I haven't thoroughly read the paper yet, but calling this an AI breakthrough is inappropriate for a number of reasons. First, this is an application of machine learning, which is not the same thing as AI. Second, it seems to be a fairly incremental work building on very common techniques--very far from a breakthrough in any respect. If you don't believe me, see some of Jamie Shotton's other work, which is good work, but this is nothing extraordinary in comparison.

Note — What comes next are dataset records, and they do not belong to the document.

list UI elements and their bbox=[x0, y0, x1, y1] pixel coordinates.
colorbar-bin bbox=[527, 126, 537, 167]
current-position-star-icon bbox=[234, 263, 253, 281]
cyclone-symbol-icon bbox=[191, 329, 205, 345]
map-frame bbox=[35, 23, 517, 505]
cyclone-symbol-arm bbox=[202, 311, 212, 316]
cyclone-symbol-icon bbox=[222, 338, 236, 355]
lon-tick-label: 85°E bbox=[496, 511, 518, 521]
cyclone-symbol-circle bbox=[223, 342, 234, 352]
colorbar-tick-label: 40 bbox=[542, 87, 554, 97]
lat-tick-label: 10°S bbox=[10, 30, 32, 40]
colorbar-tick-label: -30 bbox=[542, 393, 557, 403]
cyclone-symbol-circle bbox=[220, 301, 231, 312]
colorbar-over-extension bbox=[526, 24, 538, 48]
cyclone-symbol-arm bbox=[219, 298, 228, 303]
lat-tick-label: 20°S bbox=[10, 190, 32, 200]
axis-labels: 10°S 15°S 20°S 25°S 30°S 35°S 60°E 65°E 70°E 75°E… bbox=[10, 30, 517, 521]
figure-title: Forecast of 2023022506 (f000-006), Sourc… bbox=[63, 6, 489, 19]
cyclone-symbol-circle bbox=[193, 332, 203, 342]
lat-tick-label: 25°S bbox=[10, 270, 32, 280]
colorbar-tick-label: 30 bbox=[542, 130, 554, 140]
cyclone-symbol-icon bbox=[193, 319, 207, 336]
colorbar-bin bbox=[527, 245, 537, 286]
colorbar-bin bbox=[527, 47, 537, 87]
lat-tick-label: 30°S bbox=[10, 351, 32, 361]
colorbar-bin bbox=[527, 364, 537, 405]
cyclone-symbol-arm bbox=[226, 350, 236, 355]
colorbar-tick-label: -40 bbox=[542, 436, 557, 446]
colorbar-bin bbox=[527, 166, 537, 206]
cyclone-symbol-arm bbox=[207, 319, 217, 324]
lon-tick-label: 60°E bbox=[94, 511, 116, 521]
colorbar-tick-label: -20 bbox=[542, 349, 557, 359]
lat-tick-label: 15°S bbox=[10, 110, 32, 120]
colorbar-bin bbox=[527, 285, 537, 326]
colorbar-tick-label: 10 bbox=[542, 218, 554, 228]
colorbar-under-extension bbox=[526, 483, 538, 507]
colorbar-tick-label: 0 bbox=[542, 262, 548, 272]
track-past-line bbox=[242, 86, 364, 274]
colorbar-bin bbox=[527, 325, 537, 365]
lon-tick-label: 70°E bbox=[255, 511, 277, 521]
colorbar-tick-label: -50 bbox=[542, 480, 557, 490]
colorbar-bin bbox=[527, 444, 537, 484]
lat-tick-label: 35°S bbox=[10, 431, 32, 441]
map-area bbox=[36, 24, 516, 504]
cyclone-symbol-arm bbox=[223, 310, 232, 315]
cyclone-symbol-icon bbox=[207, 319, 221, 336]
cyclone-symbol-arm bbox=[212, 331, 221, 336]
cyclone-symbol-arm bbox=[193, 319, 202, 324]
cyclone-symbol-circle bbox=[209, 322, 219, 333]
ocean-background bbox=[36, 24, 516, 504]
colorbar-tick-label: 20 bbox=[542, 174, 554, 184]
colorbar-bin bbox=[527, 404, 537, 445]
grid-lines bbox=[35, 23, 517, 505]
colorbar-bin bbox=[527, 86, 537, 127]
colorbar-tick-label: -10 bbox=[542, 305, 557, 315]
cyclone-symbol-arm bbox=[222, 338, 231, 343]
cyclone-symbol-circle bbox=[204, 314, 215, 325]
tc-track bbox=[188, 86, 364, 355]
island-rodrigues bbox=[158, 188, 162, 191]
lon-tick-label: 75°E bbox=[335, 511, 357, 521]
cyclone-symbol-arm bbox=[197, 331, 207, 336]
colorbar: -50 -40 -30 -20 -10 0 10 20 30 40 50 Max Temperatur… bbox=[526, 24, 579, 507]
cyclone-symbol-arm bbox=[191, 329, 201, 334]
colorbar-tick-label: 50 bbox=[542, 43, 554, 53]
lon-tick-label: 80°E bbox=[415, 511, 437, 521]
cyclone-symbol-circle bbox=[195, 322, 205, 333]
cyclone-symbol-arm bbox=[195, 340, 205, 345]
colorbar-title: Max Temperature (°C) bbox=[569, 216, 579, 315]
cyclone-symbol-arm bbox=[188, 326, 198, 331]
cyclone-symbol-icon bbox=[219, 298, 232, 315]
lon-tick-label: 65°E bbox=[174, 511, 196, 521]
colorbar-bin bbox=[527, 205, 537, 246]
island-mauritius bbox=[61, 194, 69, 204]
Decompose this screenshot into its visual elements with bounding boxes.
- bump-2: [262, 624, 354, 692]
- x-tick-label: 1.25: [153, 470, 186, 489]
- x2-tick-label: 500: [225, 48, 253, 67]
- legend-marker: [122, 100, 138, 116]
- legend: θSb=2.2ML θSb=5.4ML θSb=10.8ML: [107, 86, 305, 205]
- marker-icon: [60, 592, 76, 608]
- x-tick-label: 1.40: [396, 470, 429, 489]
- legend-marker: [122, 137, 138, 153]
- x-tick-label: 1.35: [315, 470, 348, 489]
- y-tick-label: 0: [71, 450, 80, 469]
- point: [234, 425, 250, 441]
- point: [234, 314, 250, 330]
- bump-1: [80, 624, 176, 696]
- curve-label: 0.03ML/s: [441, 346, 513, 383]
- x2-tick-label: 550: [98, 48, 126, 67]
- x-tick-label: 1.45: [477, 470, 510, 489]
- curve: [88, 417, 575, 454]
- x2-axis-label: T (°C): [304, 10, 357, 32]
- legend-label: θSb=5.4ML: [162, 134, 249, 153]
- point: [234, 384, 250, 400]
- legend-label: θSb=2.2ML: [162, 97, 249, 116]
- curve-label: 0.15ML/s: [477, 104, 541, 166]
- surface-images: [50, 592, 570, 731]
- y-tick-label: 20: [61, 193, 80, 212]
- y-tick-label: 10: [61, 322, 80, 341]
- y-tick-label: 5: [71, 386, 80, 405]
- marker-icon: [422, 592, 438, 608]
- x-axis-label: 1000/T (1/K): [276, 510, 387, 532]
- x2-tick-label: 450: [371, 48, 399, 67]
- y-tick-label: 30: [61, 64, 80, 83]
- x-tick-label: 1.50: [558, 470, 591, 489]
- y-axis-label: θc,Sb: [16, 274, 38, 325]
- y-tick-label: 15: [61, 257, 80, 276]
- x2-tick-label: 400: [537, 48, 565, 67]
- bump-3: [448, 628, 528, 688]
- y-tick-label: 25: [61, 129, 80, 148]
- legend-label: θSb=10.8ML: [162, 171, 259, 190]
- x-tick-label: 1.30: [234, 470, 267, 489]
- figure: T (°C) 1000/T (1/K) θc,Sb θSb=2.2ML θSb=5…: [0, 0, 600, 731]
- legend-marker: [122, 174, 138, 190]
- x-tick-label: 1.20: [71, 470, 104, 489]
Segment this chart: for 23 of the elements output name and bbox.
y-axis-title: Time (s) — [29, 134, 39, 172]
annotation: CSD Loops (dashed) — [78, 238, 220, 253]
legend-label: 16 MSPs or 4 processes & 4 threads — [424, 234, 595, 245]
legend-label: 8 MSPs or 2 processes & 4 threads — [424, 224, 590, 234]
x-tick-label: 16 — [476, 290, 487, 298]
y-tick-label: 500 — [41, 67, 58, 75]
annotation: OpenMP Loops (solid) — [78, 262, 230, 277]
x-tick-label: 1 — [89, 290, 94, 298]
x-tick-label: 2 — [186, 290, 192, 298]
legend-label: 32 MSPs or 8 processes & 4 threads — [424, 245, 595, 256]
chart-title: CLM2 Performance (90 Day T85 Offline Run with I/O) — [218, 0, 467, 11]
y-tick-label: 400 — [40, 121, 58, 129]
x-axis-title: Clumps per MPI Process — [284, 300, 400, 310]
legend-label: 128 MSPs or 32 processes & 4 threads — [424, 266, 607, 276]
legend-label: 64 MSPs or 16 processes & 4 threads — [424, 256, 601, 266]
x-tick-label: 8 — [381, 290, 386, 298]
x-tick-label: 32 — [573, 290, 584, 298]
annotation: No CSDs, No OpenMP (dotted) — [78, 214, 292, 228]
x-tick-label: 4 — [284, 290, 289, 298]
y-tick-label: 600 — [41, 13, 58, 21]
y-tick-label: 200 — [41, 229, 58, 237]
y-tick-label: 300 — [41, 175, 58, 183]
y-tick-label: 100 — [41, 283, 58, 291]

The sensor came from primasense. The algorithms in it are entirely from MSR.
It is also quite nice to see this published openly.
And no doubt backed up by a dozen patents.
So...it can't see the forest for the limbs?
I would assume they just used an established motion tracking system in parallel with the Kinect sensor input.
At 30 fps, that's about 10 hours of input.
Learn Japanese RPG -- lrnj.com
Neural Network / perceptrons.
And no doubt backed up by a dozen patents.
Of course. That's the purpose of patents, to encourage inventors to publish their inventions openly.
I don't care if it's 90,000 hectares. That lake was not my doing.
I'd rather they kept their secrets and let somebody else figure it out than be granted a monopoly on an idea.
Looks like M$ is just appropriating third party research.
Splendid. Primesense are not complaining about this paper but you accuse MSR of stealing work?
"[..] the decision trees were modified until they gave the correct classification for a particular body part across the test set of images"
this is called cheating in machine learning (you are not allowed to modify your model(s) based on the results on the test set).
and of course it is not what they do.
nice piece work, tho IMHO not AI breakthrough.
PrimeSense developed the sensor technology (hardware and firmware) that gives you a depth image. Microsoft took that depth image and created the algorithms that perform body tracking (software).
PrimeSense also have their own body tracking solution (they call it NITE), but it's based on an entirely difference concept and requires a calibration pose to "lock in" initially. Microsoft doesn't use NITE.
The method they are using s called as haar cascades postulated by viola jones. I have used the same with opencv for a bit now. http://en.wikipedia.org/wiki/Haar-like_features It's basically passing An image thru progressive classifiers to get a final weight of match. Microsoft may have done the training for generating the classifiers but the method has been around for a bit. "Decision tree".... Pfffft.
"Us too!"?
Well it's hard for them to do stuff like this in all departments when you don't acknowledge all the other times that they offer innovative or superior products.
WP7 is in my opinion a far better thought out operating system from a user standpoint than any of the alternatives. So if by "Me Too!" you mean they released a great rewrite of their product which has been on the market longer than either Android or iOS then yes they too continued innovating. WinMo go sucky but when it was released it was pretty amazing. The problem was that A) capacitive touchscreens were prohibitively expensive so styluses were the only useful input device and B) Data Plans were prohibitively expensive and painfully slow.
They should have started preparing for the day when finger input would be useful and data plans would be accessible sooner but they eventually got caught up.
Zune would be another example where Microsoft was both releasing tech before the ipod and with the Zune still offering a superior product. The fact that it didn't sell well had far less to do with the fact that it was a bad product than it just didn't have the brand recognition when it launched as the ipod.
I don`t know if there is a version of windows with support for more than 256 logical processors (whatever that means). http://www.microsoft.com/windowsserver2008/en/us/r2-scalability-reliability.aspx
"I think this line is mostly filler"
Ah, so you want shorter patent terms and non-ridiculous licensing costs.
Yell at the government regarding the former, and yell at the sellers regarding the latter.
For large sets, this will be our guide even unto death, for the LORD will work for each type of data it is applied to...
Well, I might have a way, but it only works on a semi spherical planet in a vacuum.